Gold. In 2022, IWI Global, a company overseeing gold deposits across Asia, Africa, and South America, introduced its own token, GDIT, backed by tangible gold bars. Each GDIT corresponds to one gram of actual physical gold. The GDIT presale is set to continue until December 11, 2023, following which the tokens will be accessible to investors on the open markets.

IWI Global merged one of the oldest currencies in the world with blockchain technology. Source: gdit.gold

Agriculture. Agrivirtus, boasting over 20 years of experience in agricultural development in Latin America, has taken a groundbreaking approach by tokenizing tomato cultivation. In this initiative, Agrivirtus unites farmers, end consumers, and investors. Every participant in the digital transaction reaps distinct advantages: farmers gain access to agricultural land, end consumers receive farm produce, and investors earn a share of the profits generated from vegetable sales.
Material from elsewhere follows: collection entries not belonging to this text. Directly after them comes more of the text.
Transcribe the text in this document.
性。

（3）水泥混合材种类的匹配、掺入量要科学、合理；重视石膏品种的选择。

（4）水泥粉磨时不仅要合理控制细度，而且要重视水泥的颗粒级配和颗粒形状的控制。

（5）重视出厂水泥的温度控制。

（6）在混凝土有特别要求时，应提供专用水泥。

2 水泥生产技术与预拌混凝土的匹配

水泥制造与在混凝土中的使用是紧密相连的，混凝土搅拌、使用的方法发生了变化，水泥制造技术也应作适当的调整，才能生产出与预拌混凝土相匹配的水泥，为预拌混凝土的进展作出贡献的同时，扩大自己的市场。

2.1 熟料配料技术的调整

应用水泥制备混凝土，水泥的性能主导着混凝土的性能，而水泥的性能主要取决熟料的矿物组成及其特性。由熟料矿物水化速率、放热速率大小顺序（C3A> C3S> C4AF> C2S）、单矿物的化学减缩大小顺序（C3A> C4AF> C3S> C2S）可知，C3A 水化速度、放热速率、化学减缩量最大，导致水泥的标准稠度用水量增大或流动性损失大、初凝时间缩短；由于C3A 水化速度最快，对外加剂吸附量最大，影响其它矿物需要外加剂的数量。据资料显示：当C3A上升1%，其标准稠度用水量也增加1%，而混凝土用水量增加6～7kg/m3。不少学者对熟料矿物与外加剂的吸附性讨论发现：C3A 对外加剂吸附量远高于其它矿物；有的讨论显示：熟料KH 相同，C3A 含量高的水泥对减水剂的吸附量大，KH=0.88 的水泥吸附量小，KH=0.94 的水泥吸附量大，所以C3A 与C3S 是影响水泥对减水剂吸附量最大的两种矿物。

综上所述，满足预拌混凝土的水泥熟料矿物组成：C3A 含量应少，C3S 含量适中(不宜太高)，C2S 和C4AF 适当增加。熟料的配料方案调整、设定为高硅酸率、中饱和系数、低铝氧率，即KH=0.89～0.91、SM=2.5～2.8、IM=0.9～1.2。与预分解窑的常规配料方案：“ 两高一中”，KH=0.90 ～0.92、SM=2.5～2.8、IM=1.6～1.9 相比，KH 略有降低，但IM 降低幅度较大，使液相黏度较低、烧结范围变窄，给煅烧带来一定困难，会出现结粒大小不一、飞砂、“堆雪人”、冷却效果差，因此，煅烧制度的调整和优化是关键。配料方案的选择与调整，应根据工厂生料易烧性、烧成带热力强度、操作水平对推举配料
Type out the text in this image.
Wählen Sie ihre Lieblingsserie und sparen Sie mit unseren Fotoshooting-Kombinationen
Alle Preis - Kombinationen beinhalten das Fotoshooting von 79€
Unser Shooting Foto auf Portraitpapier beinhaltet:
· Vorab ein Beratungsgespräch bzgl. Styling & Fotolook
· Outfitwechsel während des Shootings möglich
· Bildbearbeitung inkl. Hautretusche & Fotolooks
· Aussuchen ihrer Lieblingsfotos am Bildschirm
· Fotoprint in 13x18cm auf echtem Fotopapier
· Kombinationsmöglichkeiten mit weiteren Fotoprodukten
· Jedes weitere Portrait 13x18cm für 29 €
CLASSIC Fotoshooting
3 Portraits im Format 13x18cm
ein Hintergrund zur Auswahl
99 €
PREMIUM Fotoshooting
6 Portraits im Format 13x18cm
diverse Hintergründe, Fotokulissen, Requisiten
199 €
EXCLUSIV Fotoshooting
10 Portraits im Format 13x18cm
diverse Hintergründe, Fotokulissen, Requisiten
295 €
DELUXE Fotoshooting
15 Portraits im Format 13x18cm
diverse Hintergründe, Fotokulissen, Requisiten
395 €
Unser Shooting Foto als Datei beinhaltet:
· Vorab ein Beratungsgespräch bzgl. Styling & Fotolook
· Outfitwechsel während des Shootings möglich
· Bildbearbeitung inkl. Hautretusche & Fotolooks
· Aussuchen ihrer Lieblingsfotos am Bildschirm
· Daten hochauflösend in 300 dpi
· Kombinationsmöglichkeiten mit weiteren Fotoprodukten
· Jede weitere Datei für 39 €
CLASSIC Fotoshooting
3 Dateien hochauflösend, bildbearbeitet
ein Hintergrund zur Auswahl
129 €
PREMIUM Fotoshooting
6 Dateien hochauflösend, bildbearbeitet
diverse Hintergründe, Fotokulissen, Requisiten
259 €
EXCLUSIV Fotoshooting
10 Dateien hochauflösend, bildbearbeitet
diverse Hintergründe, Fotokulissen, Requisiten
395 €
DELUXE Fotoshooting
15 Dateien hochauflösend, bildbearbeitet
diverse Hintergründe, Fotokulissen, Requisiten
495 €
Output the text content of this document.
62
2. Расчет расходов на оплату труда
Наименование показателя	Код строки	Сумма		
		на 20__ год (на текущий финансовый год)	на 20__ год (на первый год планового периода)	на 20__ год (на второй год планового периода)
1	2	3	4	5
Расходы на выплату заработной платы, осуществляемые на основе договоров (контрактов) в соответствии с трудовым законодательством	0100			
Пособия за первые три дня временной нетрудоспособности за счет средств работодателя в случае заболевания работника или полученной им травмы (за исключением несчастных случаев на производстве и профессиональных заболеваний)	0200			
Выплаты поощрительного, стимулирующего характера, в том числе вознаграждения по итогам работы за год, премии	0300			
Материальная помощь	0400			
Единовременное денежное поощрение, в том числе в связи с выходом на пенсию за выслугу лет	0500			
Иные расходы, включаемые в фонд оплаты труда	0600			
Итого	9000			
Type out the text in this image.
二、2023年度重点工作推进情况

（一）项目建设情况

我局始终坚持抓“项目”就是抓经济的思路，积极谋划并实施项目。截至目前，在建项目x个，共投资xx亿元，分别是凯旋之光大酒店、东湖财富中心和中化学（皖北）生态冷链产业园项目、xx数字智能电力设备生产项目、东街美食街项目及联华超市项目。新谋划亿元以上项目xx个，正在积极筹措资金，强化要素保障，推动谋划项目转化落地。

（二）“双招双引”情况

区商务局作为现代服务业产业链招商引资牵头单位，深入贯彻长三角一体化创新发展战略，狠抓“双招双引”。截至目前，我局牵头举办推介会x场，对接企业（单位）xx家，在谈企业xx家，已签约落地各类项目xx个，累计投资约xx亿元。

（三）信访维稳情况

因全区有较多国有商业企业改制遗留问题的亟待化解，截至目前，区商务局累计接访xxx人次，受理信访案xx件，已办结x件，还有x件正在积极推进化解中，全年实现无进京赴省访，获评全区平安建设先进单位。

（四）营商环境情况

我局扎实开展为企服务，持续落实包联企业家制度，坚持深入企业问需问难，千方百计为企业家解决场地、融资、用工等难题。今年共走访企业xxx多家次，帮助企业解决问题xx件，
Agrivirtus aims to establish a farming ecosystem by combining traditional agricultural technologies with cryptocurrency investment opportunities. Source: agrivirtus.farm

Premium Whisky. A company dedicated to the sale of collectible whiskey curates the finest selections from renowned European producers, storing them in a specially equipped warehouse. Each bottle is intricately linked to a unique NFT. A connoisseur of premium spirits has the opportunity to acquire ownership rights to a rare bottle of a specific brand and vintage through an NFT. Additionally, they can opt to resell the NFT to another individual, potentially making a profit, as over time, such prized whiskey often appreciates in value. In these digital transactions, the actual whiskey bottles remain securely stored in the warehouse, alleviating owners of concerns regarding preservation and transportation.

Thanks to tokenization, the offline business of selling collectible whiskey has attracted a new audience in the form of crypto investors. Source: unsplash.com

Briefly: How businesses can tokenize real assets

Step 1: Develop a comprehensive business plan outlining which real assets you intend to tokenize and how you plan to generate revenue from this process.

Step 2: Choose the type of token that best aligns with your real assets, whether it be NFTs or traditional tokens.

Step 3: Choose a platform. Decide whether to create your own platform or leverage an existing one.

Step 4: Design the mechanics for token issuance and circulation, addressing where tokens will come from, how their emission will be regulated, and why users would want to own and trade them.

Step 5: Finally, initiate the token issuance process to make them available to potential investors.